Preferring the title “painter”over that of “artist”, Wm. Coleman Mills’ work is an exploration of mnemonics. In his own words, Mills is far more interested in “the memory of a place, with its’ inherent inaccuracies and overlays of emotions, than a photographic recollection”. An avid outdoorsman, Mills draws inspiration from hours spent in the broomsedge fields, pinoak forests, saltmarshes and grassflats of the American South. He combines the saturated colors and organic forms of this natural world with the regulating lines of his architectural education to create richly textured compositions deeply imbedded with memory and place. His paintings often catalog flyfishing excursions to the Florida Keys and barrier islands of the Gulf of Mexico. Mills’ work has been exhibited at the State Museum of Alabama, in solo and group shows and is held in private and corporate collections throughout the United States.

 

A native of Fairhope, Wm. Coleman Mills is educated as an architect. He has undergraduate and graduate degrees in architecture from Auburn, Cornell and Harvard and has studied and trained under AIA Gold Medalists Samuel Mockbee and Michael Graves. Mills’ formal training in oil painting came at Harvard’s Graduate School of Design, where he earned his Master of Design Studies in Architectural History and Theory.
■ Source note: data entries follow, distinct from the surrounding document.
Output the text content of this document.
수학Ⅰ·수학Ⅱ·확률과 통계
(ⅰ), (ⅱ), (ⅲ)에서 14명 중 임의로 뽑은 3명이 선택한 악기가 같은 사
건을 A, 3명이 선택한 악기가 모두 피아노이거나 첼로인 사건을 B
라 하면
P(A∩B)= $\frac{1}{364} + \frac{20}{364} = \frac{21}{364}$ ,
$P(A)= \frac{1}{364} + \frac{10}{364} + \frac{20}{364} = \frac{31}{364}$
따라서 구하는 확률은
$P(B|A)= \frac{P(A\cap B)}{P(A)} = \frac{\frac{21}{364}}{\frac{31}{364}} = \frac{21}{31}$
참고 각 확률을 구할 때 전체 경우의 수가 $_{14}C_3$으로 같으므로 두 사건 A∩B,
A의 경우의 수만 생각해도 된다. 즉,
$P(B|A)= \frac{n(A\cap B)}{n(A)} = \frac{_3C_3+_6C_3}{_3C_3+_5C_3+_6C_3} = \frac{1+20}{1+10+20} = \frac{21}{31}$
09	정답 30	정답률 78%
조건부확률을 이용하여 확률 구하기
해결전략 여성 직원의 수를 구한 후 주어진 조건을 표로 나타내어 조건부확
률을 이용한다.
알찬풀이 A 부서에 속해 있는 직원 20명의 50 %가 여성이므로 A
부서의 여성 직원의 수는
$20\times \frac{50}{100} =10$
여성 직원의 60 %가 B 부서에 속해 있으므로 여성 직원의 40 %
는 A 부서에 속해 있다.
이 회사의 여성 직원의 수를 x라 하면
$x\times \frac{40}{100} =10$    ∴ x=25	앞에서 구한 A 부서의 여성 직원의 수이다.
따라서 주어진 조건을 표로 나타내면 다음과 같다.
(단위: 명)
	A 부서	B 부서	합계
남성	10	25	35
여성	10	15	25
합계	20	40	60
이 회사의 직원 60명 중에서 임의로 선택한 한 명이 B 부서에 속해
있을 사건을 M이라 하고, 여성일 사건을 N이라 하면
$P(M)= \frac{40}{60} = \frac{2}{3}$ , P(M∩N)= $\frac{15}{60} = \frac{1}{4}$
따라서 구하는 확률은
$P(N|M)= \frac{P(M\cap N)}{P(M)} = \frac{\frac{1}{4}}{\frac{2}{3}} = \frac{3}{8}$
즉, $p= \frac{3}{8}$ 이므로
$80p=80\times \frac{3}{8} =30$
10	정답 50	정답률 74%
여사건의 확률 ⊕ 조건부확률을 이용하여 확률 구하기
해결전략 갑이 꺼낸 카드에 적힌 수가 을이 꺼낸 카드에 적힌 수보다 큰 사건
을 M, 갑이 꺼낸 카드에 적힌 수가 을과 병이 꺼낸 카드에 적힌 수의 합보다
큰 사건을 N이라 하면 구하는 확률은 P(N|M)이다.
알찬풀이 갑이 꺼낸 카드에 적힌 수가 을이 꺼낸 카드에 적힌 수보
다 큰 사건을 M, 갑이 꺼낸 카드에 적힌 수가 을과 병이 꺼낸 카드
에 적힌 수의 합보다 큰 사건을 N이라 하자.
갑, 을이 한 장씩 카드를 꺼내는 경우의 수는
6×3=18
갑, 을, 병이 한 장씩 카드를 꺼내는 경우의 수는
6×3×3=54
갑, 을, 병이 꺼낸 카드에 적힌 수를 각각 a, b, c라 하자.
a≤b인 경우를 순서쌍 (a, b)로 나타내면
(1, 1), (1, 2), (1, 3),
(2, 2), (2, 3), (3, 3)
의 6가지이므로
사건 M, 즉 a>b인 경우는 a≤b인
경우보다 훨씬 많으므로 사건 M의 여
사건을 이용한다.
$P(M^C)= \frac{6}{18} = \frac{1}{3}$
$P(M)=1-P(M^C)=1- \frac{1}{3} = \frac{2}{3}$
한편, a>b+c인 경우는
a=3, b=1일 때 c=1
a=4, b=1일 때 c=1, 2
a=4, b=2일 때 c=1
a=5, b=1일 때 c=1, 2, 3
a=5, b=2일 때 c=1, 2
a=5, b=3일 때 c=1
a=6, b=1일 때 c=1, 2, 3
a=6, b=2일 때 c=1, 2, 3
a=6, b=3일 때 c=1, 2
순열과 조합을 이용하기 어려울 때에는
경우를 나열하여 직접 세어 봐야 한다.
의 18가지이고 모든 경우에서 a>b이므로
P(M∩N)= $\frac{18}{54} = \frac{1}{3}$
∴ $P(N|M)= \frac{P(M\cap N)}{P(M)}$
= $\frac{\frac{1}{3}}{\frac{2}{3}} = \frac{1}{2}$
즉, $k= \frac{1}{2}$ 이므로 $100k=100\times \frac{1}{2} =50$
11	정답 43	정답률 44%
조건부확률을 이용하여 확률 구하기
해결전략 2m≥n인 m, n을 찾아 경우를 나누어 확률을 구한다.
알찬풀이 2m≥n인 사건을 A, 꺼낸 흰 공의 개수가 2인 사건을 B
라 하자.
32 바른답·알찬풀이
He has lived, worked and studied on the East Coast, Europe and Mexico and returned home to Alabama nine years ago. He lives in Fairhope, with his wife Alix and three young children Georgia, Rosie and Gus.

“Creating What We Love”

Artists by the Bay

April 5 – June 1, 2019

 

Artists by the Bay was founded by Dianne Daniell and Brenda Anderson over 15 years ago. They so enjoyed taking art classes together and spending time with other creative and ‘arty’ people, that they wanted to create a venue where artists (both hobby and professional), artist wanna-bes, art appreciators, and art enthusiasts could come together to enjoy, be inspired by, and support each other.